From a legal perspective, not having official governmental guidance for setting the parameters of legally binding agreements (like an MSA) can open liability and other vulnerabilities for everyone involved in the liability case:

  • From the CMS perspective, with no guidelines available to direct MSA development within a liability case, the agency may make inappropriate Medicare payments to cover treatments that are, by law or contract, the obligation of the legally designated primary payor. Without guidelines preventing that occurrence, CMS may then be forced to declare the payments it did make as conditional only and pursue their collection through sometimes expensive legal proceedings.
  • With no mandate requiring the establishment of an MSA in any liability case, Medicare beneficiaries who elect to forego the MSA opportunity in their case may:
    • have CMS deny future claims;
    • be forced to prove that they have spent the equivalent of 100% of the settlement on injury-related medical costs before further Medicare benefits are made available, or
    • lose their Social Security disability benefits until the full value of the MSA claim is satisfied.
  • Attorneys also face challenges. As fiduciaries, they are obligated to follow the law but when the law is unclear, ambiguous or, as in this case, absent, the lawyers made may be held liable to their Medicare-beneficiary clients for failing to appropriately counsel them about the risks of not considering establishing an MSA in the settling phase of their liability case.

 

How to handle the void of regulation

While all MSAs are voluntary, including WCMSAs, not all cases should have one, not even LMSAs, even when the guidelines for its establishment are clear.

 

The main determiners for creating an MSA are:

  • the need for funding for future medical care costs for a particular type of injury, and
  • the status of the particular injured person.

Future versus current medical care costs

As in a WC injury, injuries sustained in a liability case don't always require long-term medical care. Broken bones, for example, that don't also have co-occurring nerve or muscle damage will often heal back to their pre-break state and require no additional medical coverage after that process is complete. When those injuries also include ongoing or irreparable nerve damage, muscle damage or other long-term health concerns, an MSA might be the best option to ensure that the appropriate funding is available to cover the costs of that care.

The type and duration of the injury are relevant factors regardless of whether it happened on the job site or in a liability scenario.

The status of the injured person

Medicare coverage is only available for people who are already eligible to receive it (currently age 65 years), or who will become eligible within a reasonable period (during which ongoing treatment for the injury is expected). Ergo, if the injured person is only 45 years old and the injury is expected to heal completely within two years, then the MSA is unnecessary.
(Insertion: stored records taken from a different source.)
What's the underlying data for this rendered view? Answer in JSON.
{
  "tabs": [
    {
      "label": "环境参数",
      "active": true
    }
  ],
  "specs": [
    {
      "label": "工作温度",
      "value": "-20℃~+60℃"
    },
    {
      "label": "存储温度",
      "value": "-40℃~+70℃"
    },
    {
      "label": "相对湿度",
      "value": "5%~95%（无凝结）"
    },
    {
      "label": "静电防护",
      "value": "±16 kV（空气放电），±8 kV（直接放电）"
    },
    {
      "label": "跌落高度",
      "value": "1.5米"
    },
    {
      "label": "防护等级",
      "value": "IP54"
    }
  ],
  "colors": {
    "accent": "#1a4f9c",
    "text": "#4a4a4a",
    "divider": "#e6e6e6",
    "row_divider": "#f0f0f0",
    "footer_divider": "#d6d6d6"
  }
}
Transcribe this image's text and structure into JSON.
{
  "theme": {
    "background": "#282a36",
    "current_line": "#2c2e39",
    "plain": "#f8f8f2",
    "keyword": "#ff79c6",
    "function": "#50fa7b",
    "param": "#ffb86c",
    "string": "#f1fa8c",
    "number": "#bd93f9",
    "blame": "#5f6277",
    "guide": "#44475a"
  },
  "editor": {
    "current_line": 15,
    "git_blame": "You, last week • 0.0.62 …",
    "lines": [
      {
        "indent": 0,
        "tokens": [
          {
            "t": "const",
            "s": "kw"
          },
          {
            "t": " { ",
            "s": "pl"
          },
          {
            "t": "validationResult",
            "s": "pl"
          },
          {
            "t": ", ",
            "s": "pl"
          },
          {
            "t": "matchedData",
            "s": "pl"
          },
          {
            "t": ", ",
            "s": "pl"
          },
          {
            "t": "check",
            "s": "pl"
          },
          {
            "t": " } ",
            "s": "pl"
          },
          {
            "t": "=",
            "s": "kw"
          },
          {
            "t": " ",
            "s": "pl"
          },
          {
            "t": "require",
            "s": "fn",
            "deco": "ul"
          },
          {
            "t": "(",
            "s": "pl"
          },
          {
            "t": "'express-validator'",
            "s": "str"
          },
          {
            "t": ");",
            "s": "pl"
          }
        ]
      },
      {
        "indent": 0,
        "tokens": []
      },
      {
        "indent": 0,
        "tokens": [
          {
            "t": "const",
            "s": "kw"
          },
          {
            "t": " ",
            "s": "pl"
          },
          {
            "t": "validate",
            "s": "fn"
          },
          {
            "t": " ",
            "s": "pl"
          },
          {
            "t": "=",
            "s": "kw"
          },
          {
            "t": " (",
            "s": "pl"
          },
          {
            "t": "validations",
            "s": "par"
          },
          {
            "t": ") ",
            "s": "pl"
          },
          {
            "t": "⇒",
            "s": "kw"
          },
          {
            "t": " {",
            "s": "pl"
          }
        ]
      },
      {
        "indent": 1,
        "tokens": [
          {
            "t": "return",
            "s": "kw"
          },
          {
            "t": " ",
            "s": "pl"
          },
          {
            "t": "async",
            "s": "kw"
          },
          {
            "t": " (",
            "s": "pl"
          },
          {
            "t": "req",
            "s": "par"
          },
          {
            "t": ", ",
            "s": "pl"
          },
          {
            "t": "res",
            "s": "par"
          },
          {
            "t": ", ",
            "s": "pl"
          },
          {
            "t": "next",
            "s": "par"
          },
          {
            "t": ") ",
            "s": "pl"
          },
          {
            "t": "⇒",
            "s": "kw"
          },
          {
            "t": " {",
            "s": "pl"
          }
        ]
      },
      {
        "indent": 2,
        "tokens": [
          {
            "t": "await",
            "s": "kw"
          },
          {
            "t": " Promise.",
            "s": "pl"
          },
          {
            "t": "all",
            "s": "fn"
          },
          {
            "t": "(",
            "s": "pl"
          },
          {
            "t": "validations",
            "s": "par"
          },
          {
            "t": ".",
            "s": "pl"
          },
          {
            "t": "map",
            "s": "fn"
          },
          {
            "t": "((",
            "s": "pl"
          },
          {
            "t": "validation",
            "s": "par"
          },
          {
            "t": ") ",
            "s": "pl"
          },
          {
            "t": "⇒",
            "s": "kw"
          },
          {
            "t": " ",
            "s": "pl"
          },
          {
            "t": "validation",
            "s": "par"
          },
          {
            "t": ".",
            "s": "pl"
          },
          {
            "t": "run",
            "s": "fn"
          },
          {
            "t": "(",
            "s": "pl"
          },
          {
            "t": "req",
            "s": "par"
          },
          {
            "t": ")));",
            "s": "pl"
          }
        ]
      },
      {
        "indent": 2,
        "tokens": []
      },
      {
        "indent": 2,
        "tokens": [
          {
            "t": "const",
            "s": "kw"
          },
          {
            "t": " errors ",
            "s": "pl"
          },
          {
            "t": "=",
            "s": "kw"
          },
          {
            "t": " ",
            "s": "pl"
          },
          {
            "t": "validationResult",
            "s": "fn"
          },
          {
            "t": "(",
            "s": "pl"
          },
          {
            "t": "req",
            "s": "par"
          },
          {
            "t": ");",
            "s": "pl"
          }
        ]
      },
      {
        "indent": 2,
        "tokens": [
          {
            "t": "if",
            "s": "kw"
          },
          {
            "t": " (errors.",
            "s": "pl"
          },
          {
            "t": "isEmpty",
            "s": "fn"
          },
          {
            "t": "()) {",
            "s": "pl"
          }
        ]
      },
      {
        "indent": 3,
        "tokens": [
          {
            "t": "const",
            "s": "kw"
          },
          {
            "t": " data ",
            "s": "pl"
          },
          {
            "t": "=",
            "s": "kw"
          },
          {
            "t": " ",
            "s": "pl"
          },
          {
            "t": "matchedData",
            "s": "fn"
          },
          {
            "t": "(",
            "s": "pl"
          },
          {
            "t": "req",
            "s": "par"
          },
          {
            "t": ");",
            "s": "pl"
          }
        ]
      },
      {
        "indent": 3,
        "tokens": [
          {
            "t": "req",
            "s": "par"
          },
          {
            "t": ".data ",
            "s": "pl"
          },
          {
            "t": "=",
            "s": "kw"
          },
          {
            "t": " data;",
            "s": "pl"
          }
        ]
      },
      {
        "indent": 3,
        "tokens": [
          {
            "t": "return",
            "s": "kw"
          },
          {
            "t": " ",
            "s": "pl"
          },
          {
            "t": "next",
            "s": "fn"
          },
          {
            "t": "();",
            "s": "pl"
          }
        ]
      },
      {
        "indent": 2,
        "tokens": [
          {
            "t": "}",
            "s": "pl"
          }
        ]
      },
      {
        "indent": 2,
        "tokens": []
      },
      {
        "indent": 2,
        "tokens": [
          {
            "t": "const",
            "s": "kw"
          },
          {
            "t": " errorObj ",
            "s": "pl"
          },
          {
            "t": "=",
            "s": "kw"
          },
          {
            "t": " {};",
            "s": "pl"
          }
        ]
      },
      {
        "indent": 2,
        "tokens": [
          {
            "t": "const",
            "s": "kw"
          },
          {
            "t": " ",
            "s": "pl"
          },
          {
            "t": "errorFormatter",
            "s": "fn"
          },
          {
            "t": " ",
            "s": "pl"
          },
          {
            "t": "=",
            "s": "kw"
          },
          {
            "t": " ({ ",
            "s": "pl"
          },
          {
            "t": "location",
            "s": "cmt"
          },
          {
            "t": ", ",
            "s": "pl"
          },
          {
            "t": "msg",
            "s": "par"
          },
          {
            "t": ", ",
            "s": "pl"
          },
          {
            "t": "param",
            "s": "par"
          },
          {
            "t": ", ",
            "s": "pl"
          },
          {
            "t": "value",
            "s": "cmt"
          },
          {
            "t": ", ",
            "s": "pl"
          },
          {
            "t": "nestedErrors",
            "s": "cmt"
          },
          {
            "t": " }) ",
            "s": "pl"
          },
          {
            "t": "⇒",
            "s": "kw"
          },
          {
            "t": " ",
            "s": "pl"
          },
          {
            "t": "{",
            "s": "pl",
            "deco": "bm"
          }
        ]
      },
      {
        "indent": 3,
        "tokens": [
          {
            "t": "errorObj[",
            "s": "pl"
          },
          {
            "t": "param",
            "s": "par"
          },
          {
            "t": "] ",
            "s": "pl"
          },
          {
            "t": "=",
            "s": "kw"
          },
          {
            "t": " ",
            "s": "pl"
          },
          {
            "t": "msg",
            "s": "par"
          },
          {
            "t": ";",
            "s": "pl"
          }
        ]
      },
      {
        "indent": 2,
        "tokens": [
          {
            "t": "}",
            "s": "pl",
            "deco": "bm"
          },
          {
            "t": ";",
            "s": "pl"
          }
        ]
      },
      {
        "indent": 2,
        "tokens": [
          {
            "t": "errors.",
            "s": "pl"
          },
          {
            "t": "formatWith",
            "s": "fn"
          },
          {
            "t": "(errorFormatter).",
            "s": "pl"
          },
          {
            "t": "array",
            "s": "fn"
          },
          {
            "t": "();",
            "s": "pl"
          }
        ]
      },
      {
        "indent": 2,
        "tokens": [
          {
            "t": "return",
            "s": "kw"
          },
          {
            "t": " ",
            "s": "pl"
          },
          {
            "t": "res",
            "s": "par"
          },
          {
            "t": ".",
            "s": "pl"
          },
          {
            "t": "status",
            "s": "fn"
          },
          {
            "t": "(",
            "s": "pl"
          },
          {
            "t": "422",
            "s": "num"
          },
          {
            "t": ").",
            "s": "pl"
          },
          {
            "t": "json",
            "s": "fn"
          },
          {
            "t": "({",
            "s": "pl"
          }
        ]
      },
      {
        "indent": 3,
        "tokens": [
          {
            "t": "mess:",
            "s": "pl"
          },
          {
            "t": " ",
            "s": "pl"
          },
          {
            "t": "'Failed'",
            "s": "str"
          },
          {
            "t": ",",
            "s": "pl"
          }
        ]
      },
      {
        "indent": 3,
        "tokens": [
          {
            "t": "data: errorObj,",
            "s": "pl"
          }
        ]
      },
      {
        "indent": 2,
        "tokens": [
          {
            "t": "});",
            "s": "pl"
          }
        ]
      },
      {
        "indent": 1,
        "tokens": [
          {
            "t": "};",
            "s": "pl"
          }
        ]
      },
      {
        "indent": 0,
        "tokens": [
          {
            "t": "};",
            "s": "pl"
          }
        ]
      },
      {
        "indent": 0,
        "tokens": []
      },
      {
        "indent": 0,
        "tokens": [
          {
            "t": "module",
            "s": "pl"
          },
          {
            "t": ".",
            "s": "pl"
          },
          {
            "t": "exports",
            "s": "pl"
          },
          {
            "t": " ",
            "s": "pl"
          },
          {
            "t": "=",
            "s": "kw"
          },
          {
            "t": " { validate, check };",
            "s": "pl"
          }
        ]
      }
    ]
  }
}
On the other hand, if the injured person is 64 years old at the time of the incident, and the injury is expected to take two years to heal, then setting up an MSA to cover the costs of care after Medicare kicks in might be a wise choice.

 

Prudence is the best course

Whether an injury occurs because of a workplace incident or through the fault of another party, having access to appropriate medical care is critical for the injured person to recover fully and regain their previous lifestyle. Despite having no direct guidance as yet from CMS about the necessity or appropriateness of an MSA in a third-party liability case, every person should perform a careful evaluation of both the cause of their injury, its short- or long-term prognosis, and the costs of its medical care before deciding an MSA is not for them. While there's no drawback to setting up the account as a prudent act of self-care, there may be significant drawbacks if it turns out that CMS will indeed have an interest in payouts for that injury and that interest wasn't considered when the financial resolution of the liability case occurred.